About time we had a good Classic Film Recommendation thread. Watching old cinema is like going through a time capsule into a forgotten realm that you can barely believe actually existed. It's almost like an alien realm.
I'm curious about the 1970s cut off. Some in here say there is a huge difference in films pre and post 1970, but I'd like to know more about why that is. In doing so you lose some great films that I like from the 70s such as The Conversation starring Gene Hackman or Three Days of the Condor with Robert Redford, both amazing films that you will not see made today.
I'm a sucker for watching videos on YT of the deconstruction of films and cinematography in general. So much goes into making a good film, and in many ways it's a lost or dying art considering the hacks we mostly have nowadays. You have some non-Hollywood films that were made on a shoestring budget that are considered absolute classics such as some of Bergman's films like The Seventh Seal that come down to raw acting, direction and writing talent. Then bigger films like many of the WWII epics mentioned here (both based on reality and fantasy) that are works of art in and off themselves.

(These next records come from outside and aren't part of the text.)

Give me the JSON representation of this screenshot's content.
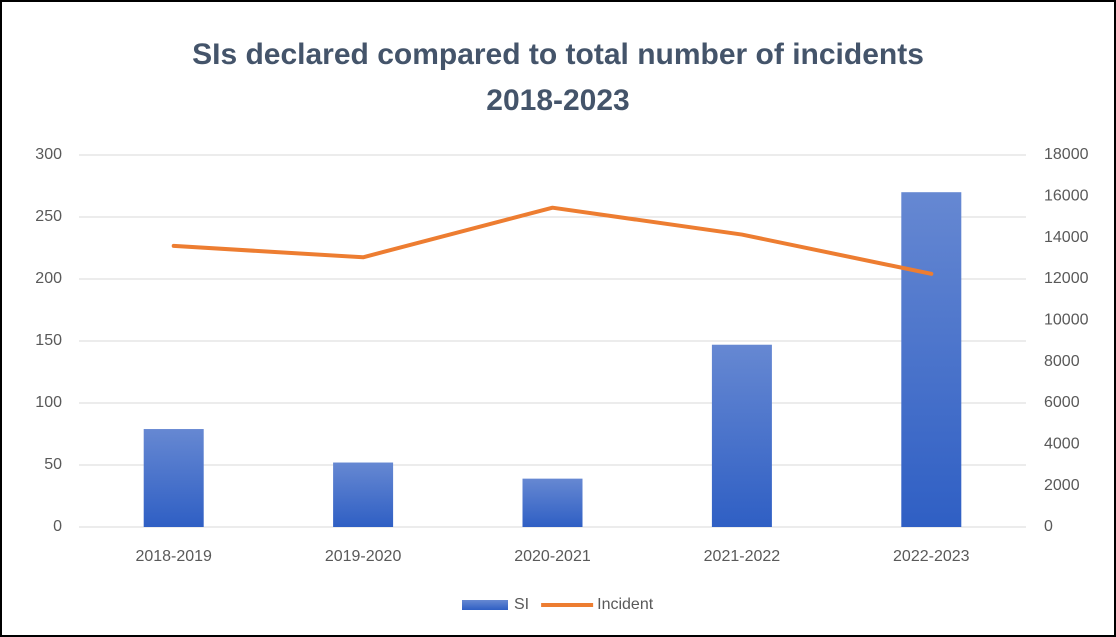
{
  "chart_data": {
    "type": "bar-line",
    "title": [
      "SIs declared compared to total number of incidents",
      "2018-2023"
    ],
    "categories": [
      "2018-2019",
      "2019-2020",
      "2020-2021",
      "2021-2022",
      "2022-2023"
    ],
    "series": [
      {
        "name": "SI",
        "type": "bar",
        "color": "#4472c4",
        "values": [
          79,
          52,
          39,
          147,
          270
        ]
      },
      {
        "name": "Incident",
        "type": "line",
        "axis": "y2",
        "color": "#ed7d31",
        "values": [
          13600,
          13050,
          15450,
          14150,
          12250
        ]
      }
    ],
    "ylim": [
      0,
      300
    ],
    "yticks": [
      0,
      50,
      100,
      150,
      200,
      250,
      300
    ],
    "y2lim": [
      0,
      18000
    ],
    "y2ticks": [
      0,
      2000,
      4000,
      6000,
      8000,
      10000,
      12000,
      14000,
      16000,
      18000
    ],
    "grid": true,
    "legend": "bottom"
  }
}
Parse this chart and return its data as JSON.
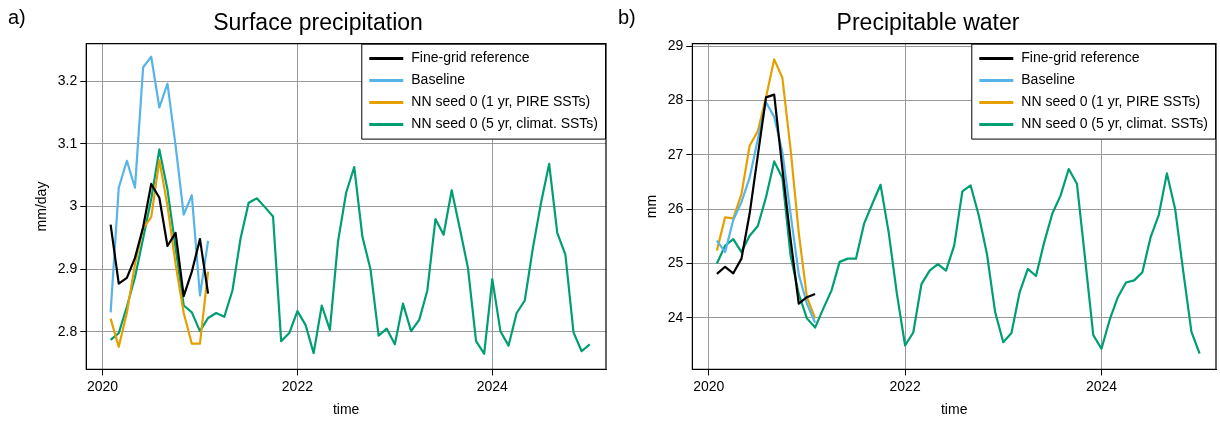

I'll need to have a think before posting some films that have not yet been mentioned here, but as someone mentioned the original Pink Panther I'd like to say how intrigued I was when I rewatched it a few years ago and realised that the era of having a hit song accompany a hit film is not something Jerry Burkheimer invented in the 1980s but goes way back. Take a good look at the people in the room in this video and you'll see what I mean above about an "alien realm". The way they sit, their posture, their class, how the fattest man there would be considered almost lean by today's standards. Men being men and women being women. Hell, even clumsy Clusaue or however the fuck his name is spelled is still more masculine than many men today.